Closed dennisushi closed 3 months ago
Hi,
On RLBench, each variation can be described in different ways. The embeddings
denotes a tensor of shape (num_descriptions, text_len, channel_dim). If you would like to know how the embeddings
is computed, you can see this script for details. During training/testing, we randomly sample a description for each variation.
On CALVIN, we do not use the embeddings
provided by the official repo, but compute the embeddings
in a similar manner as RLBench. The official repo seems to apply global pooling on the features of each description, resulting in a tensor of shape (num_descriptions, 1, channel_dim). We do not apply global pooling and generate a tensor of shape (num_description, text_len, channel_dim).

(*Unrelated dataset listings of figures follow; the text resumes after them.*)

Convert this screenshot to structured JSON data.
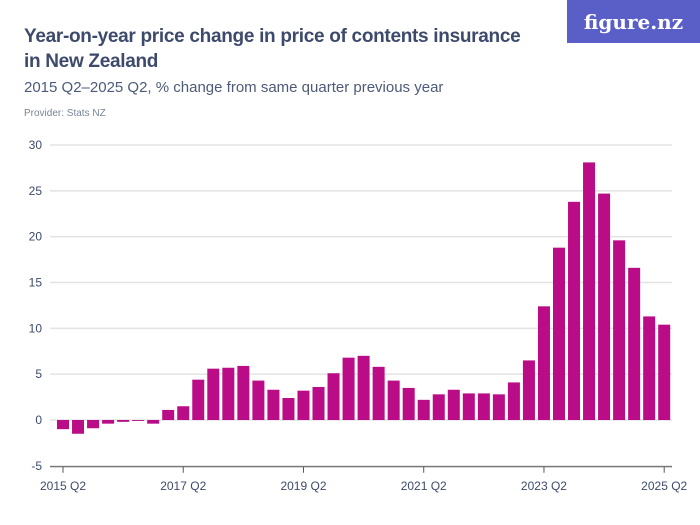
{
  "title": "Year-on-year price change in price of contents insurance in New Zealand",
  "subtitle": "2015 Q2–2025 Q2, % change from same quarter previous year",
  "provider": "Provider: Stats NZ",
  "logo": "figure.nz",
  "chart_data": {
    "type": "bar",
    "color": "#b90c86",
    "ylim": [
      -5,
      30
    ],
    "yticks": [
      -5,
      0,
      5,
      10,
      15,
      20,
      25,
      30
    ],
    "ytick_labels": [
      "-5",
      "0",
      "5",
      "10",
      "15",
      "20",
      "25",
      "30"
    ],
    "xtick_labels": [
      "2015 Q2",
      "2017 Q2",
      "2019 Q2",
      "2021 Q2",
      "2023 Q2",
      "2025 Q2"
    ],
    "grid": true,
    "categories": [
      "2015 Q2",
      "2015 Q3",
      "2015 Q4",
      "2016 Q1",
      "2016 Q2",
      "2016 Q3",
      "2016 Q4",
      "2017 Q1",
      "2017 Q2",
      "2017 Q3",
      "2017 Q4",
      "2018 Q1",
      "2018 Q2",
      "2018 Q3",
      "2018 Q4",
      "2019 Q1",
      "2019 Q2",
      "2019 Q3",
      "2019 Q4",
      "2020 Q1",
      "2020 Q2",
      "2020 Q3",
      "2020 Q4",
      "2021 Q1",
      "2021 Q2",
      "2021 Q3",
      "2021 Q4",
      "2022 Q1",
      "2022 Q2",
      "2022 Q3",
      "2022 Q4",
      "2023 Q1",
      "2023 Q2",
      "2023 Q3",
      "2023 Q4",
      "2024 Q1",
      "2024 Q2",
      "2024 Q3",
      "2024 Q4",
      "2025 Q1",
      "2025 Q2"
    ],
    "values": [
      -1.0,
      -1.5,
      -0.9,
      -0.4,
      -0.2,
      -0.1,
      -0.4,
      1.1,
      1.5,
      4.4,
      5.6,
      5.7,
      5.9,
      4.3,
      3.3,
      2.4,
      3.2,
      3.6,
      5.1,
      6.8,
      7.0,
      5.8,
      4.3,
      3.5,
      2.2,
      2.8,
      3.3,
      2.9,
      2.9,
      2.8,
      4.1,
      6.5,
      12.4,
      18.8,
      23.8,
      28.1,
      24.7,
      19.6,
      16.6,
      11.3,
      10.4
    ]
  }
}
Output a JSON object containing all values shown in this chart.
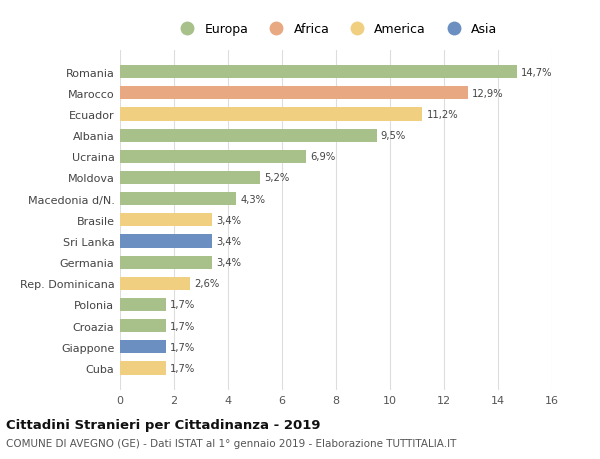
{
  "countries": [
    "Romania",
    "Marocco",
    "Ecuador",
    "Albania",
    "Ucraina",
    "Moldova",
    "Macedonia d/N.",
    "Brasile",
    "Sri Lanka",
    "Germania",
    "Rep. Dominicana",
    "Polonia",
    "Croazia",
    "Giappone",
    "Cuba"
  ],
  "values": [
    14.7,
    12.9,
    11.2,
    9.5,
    6.9,
    5.2,
    4.3,
    3.4,
    3.4,
    3.4,
    2.6,
    1.7,
    1.7,
    1.7,
    1.7
  ],
  "labels": [
    "14,7%",
    "12,9%",
    "11,2%",
    "9,5%",
    "6,9%",
    "5,2%",
    "4,3%",
    "3,4%",
    "3,4%",
    "3,4%",
    "2,6%",
    "1,7%",
    "1,7%",
    "1,7%",
    "1,7%"
  ],
  "continents": [
    "Europa",
    "Africa",
    "America",
    "Europa",
    "Europa",
    "Europa",
    "Europa",
    "America",
    "Asia",
    "Europa",
    "America",
    "Europa",
    "Europa",
    "Asia",
    "America"
  ],
  "colors": {
    "Europa": "#a8c08a",
    "Africa": "#e8a882",
    "America": "#f0d080",
    "Asia": "#6a8fc0"
  },
  "legend_order": [
    "Europa",
    "Africa",
    "America",
    "Asia"
  ],
  "xlim": [
    0,
    16
  ],
  "xticks": [
    0,
    2,
    4,
    6,
    8,
    10,
    12,
    14,
    16
  ],
  "title": "Cittadini Stranieri per Cittadinanza - 2019",
  "subtitle": "COMUNE DI AVEGNO (GE) - Dati ISTAT al 1° gennaio 2019 - Elaborazione TUTTITALIA.IT",
  "bg_color": "#ffffff",
  "grid_color": "#dddddd"
}
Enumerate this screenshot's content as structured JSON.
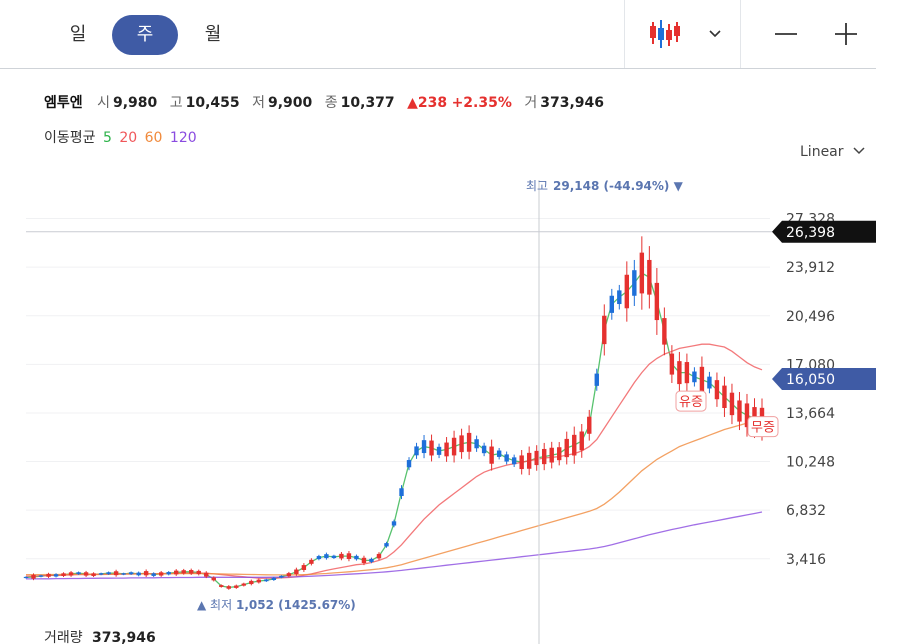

Only one description is given for each task during training and testing on CALVIN.
Thanks
Hi, I see the CALVIN instructions format differs from the RL bench one.
CALVIN has 'text' and 'embeddings' fields. Meanwhile the RL bench ones are Dict[Taskname, Dict[Number, Embeddings]]
I am guessing the Number corresponds to a particular variation or possible embedding - can you confirm which of the two it is? Or is it defining a sequence of instructions?
If a task has 5 possible captions, would those embeddings be separate entries within the dict, or would they be stacked in the final embeddings?